Mobile : les factures françaises trop élevées selon Bruxelles

Mobilité

La Commission européenne épingle le marché français du mobile, qui se retrouve à nouveau sous les feux de la critique pour son manque de concurrence.

Avec un air de ne pas y toucher, le dernier tableau comparatif établi par la Commission européenne concernant les opérateurs mobiles désigne la France comme un mauvais élève dans son dernier rapport sur l’Etat du marchés des télécoms en Europe. Facture moyenne élevée, taux de pénétration mobile défaillant, manque de concurrence…la France accumule les mauvais points.

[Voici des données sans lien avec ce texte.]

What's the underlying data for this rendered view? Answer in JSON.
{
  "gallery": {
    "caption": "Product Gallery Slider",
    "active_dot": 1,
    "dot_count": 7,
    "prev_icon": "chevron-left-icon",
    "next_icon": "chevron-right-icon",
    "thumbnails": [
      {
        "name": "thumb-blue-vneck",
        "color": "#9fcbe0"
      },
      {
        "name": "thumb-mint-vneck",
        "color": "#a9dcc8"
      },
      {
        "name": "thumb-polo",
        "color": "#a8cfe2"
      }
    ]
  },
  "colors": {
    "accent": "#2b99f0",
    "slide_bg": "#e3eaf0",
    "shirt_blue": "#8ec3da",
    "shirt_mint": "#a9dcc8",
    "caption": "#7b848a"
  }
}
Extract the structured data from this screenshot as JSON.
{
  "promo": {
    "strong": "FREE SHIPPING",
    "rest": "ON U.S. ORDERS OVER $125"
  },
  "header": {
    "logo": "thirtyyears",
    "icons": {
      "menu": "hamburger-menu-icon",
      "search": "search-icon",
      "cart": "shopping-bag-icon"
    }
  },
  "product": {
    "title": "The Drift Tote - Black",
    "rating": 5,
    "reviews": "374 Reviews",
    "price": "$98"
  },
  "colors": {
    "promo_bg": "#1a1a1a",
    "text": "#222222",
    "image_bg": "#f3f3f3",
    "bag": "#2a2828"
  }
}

En 2008, la facture moyenne s’approche de 30 euros en France quand elle ne dépasse pas 20 euros dans l’ensemble de l’Union”, explique à Viviane Reding, commissaire européen chargée de la Société de l’information et des médias.

Bruxelles pointe ainsi différents points qui constituent des freins à l’épanouissement du marché français. A commencer par le manque de vigueur du  taux de pénétration mobile. Avec un taux de 88,4%, l’Hexagone se retrouve dispose d’un taux largement inférieur à la moyenne européenne (119%).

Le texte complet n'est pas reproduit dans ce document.